The Charter Argument
The parent who brought the claim then argued that, if the legislation does not permit parents of twins to each claim benefits separately, that is violates Section 15 of the Charter. Section 15 says this:
15. (1) Every individual is equal before and under the law and has the right to the equal protection and equal benefit of the law without discrimination and, in particular, without discrimination based on race, national or ethnic origin, colour, religion, sex, age or mental or physical disability.
Can you see any ground listed there that would apply to parents of twins?
The answer is No. However, the Charter also protects against discrimination on analogous grounds (as I explain in my paperette The Charter and Workplace Law: A Guide for Beginners). An analogous ground is one based on “a personal characteristic that is immutable [unchangeable] or changeable only at unacceptable cost to personal identity.”
Zinn finds that “family status” is an analogous ground, and that being parents of multiple children falls within the meaning of family status.
The next question was whether the EI Act “results in a distinction based on this ground.” Zinn find that it does, noting that the legislation draws a distinction between “parents of twins and other parents”. He notes, for example, that parents who adopted a child and gave birth to a child at about the same time would be permitted to claim dual benefits, but the parents of twins cannot. Moreover, parents of twins receive less benefits “per child” than single parent children. These examples demonstrate that the legislation does make a distinction between parents of twins and other types of parents.
The next step was to decide if this distinction based on an analogous ground discriminates by “creating a distinction that perpetuates prejudice and stereotyping”. Here Zinn rules that there is no discrimination in the legislation, because it does not perpetuate a prejudice or disadvantage relating to parents of multiple births. He writes:
There is no evidence that parents of twins are subject to unfair treatment in society by virtue of the fact that they are parents of twins or that they are not given equal concern, consideration, or respect. The fact that caring for twins may involve more work than caring for single newborn does not prove historical disadvantage that perpetuates prejudice and stereotyping.
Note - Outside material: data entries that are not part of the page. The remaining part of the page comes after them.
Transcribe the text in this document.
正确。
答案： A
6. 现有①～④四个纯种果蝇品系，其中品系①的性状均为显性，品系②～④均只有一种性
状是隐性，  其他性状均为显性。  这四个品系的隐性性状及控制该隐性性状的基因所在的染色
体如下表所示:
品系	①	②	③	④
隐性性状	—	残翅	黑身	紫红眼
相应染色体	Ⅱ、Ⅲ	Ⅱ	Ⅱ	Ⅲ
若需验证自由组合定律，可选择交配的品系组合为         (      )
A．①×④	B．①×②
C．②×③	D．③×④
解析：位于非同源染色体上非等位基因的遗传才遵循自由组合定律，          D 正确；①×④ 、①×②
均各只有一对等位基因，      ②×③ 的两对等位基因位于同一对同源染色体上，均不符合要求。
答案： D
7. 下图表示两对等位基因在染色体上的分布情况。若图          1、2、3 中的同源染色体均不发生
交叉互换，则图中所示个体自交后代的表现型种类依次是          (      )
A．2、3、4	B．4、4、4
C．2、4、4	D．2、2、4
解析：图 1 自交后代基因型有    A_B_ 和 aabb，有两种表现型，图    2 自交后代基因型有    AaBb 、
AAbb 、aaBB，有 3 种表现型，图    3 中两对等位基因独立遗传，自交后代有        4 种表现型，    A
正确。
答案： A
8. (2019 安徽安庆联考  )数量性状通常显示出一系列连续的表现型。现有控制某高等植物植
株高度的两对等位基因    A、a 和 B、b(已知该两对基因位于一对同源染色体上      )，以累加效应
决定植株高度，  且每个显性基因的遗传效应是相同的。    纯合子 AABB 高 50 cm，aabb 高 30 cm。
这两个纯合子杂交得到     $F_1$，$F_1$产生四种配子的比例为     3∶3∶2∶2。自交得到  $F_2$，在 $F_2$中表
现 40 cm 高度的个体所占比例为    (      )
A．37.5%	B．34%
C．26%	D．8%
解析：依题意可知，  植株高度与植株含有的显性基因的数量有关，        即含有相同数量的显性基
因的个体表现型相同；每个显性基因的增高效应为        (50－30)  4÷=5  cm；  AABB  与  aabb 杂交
In Zinn’s view, the legislation does not intend to compensate parents for the work involved in raising children. It is only intended to partially fund an interruption of earnings caused by taking time off to care for new children. Zinn also falls back on a very common position taken by judges in Charter cases involving work-related and social legislation, that governments should be afforded considerable latitude in dealing with complex social-economic issues.
Therefore, Zinn rules that the legislation does not infringe the Charter. I’m informed that an appeal to the Federal Court of Appeal has been launched, so we will keep out eye on this case.
What do you think? Should parents of multiple births be entitled to claim benefits per each child? Or is this decision correct in finding that no matter how many children are born, benefits should only be awarded for 35 weeks per couple?